While the people said no final decision has been taken and the ultimate choice resides with ministers — who didn’t attend the Vienna meeting — the discussions underscore the lingering uncertainty as the group’s agreement enters a second year. They are going beyond their pledged cuts and crude has rallied above $60 a barrel, but there are signs that Saudi Arabia would like to go further.
When the Organization of Petroleum Exporting Countries, Russia and their allies struck a deal in 2016 to end the price slump and rebalance an oversupplied market, they set a target of bringing oil inventories in members of the Organization of Economic Cooperation and Development back in line with the five-year average. After more than a year of supply curbs, they’ve made significant progress.

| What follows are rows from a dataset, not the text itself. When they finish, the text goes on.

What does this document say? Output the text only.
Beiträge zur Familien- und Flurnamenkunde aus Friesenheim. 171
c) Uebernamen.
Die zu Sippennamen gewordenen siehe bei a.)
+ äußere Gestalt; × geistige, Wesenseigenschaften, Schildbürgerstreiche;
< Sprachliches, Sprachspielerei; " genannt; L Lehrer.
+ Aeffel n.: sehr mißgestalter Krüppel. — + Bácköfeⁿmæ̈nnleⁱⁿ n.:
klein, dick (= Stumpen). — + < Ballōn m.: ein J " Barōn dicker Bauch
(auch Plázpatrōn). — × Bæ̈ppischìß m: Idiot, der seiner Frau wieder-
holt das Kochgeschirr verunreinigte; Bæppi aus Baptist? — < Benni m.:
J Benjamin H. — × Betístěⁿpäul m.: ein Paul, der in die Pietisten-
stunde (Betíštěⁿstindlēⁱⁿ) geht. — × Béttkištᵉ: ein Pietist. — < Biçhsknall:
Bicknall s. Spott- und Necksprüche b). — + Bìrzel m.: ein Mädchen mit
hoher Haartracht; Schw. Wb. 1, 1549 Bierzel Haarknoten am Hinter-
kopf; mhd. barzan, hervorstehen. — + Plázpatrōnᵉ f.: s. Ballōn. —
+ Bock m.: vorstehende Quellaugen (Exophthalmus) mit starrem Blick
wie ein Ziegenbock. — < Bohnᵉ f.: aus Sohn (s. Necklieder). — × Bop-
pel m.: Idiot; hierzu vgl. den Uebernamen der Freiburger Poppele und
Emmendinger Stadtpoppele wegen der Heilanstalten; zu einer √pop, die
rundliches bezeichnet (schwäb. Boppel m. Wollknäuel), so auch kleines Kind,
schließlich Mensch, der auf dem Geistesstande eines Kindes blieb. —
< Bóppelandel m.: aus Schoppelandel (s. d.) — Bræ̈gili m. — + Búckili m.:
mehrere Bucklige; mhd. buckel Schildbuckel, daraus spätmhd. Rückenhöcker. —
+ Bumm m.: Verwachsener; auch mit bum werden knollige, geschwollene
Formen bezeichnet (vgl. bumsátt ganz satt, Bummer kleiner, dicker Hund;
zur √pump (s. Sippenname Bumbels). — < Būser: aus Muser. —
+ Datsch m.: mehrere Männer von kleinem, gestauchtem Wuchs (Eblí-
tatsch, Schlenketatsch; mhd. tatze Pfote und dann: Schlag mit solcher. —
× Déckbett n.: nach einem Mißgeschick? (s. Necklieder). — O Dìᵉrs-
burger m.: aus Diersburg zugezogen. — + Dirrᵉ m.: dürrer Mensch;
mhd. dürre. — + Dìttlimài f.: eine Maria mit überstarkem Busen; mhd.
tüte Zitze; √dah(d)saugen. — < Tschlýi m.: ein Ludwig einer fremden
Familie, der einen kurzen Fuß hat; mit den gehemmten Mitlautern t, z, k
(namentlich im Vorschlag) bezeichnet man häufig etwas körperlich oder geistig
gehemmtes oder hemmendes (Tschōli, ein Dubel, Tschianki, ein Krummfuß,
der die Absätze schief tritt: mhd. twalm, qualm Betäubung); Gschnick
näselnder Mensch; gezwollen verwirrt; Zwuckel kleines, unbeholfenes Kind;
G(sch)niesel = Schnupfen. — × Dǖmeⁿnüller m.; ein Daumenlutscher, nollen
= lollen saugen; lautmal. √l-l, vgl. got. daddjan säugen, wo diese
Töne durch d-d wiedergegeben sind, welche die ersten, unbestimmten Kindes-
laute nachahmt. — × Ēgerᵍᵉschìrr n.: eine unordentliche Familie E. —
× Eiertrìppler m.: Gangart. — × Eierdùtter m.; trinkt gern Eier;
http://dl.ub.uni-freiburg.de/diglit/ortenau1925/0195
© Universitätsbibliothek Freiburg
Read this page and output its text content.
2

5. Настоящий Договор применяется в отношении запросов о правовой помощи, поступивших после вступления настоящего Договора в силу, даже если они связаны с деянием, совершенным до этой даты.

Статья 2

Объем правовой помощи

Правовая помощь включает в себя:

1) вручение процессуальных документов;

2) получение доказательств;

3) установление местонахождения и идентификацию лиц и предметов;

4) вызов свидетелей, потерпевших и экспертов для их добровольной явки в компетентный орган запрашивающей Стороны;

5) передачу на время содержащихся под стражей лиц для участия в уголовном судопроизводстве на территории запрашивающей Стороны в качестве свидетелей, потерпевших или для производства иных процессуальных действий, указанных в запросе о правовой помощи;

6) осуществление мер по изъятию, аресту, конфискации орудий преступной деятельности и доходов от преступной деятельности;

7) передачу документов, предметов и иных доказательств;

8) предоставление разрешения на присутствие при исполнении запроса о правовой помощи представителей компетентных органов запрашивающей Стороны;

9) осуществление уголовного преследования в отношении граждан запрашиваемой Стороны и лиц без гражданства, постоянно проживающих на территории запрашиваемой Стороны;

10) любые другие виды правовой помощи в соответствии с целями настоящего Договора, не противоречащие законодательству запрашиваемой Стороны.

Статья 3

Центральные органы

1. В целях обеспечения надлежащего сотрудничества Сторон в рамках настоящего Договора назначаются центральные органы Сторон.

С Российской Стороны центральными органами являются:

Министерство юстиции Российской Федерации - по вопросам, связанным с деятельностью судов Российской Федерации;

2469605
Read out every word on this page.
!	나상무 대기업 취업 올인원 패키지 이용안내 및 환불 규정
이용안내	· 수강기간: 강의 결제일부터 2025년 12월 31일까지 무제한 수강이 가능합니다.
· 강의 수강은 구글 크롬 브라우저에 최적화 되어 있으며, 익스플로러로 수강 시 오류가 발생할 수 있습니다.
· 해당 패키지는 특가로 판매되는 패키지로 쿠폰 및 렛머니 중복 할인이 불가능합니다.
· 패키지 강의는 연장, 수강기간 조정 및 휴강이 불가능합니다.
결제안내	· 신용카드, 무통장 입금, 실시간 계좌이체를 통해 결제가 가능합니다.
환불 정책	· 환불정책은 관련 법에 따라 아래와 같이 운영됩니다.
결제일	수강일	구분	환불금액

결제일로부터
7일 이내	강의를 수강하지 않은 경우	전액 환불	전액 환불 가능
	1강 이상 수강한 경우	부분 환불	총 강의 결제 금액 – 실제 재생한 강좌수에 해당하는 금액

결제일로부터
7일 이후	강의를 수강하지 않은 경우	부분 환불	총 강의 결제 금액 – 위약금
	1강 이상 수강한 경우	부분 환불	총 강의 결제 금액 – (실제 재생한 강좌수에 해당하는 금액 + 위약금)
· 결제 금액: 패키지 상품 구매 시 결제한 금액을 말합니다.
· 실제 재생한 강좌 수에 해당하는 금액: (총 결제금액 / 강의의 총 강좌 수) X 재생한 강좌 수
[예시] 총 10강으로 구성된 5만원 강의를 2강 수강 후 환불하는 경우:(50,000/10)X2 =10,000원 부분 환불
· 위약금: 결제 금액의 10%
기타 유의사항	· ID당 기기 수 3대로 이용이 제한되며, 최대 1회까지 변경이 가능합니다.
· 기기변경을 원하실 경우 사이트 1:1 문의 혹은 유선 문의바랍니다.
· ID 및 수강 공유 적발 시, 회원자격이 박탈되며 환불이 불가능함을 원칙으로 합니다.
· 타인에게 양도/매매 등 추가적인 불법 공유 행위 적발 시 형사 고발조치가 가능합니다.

Stockpiles fell further in February to around 44 million barrels above that measure, down from a surplus of 293 million barrels in January 2017, the first month of the cuts, said the people, who asked not to be identified because the meeting was private. Assuming current conditions remain the same, the market is on track to rebalance on the five-year measure in the second or third quarter, the meeting found.
However, Saudi Arabia and Russia, the two biggest producers taking part in this deal, have both previously said the five-year average is flawed. Years of excessively high supplies mean that measure is itself higher than normal, while the patchy nature of data outside the OECD makes it difficult to get an accurate picture of the entire global market.
Monitoring global inventories, rather than just those in OECD countries, was another possibility under discussion, one person said. The Vienna talks didn’t settle on any single option, the people said.
If ministers were to eventually pick a different measure, their choice could reinforce the need to maintain supply curbs for the whole of this year — something Saudi Arabia supports — or perhaps signal that the group’s target has already been achieved, allowing cuts to be phased out.
Ministers from the OPEC and non-OPEC Joint Ministerial Monitoring Committee, which includes Saudi Arabia and Russia, will meet next in Jeddah on April 15. Ministers from all 24 nations participating in the cuts agreement gather in Vienna on June 22.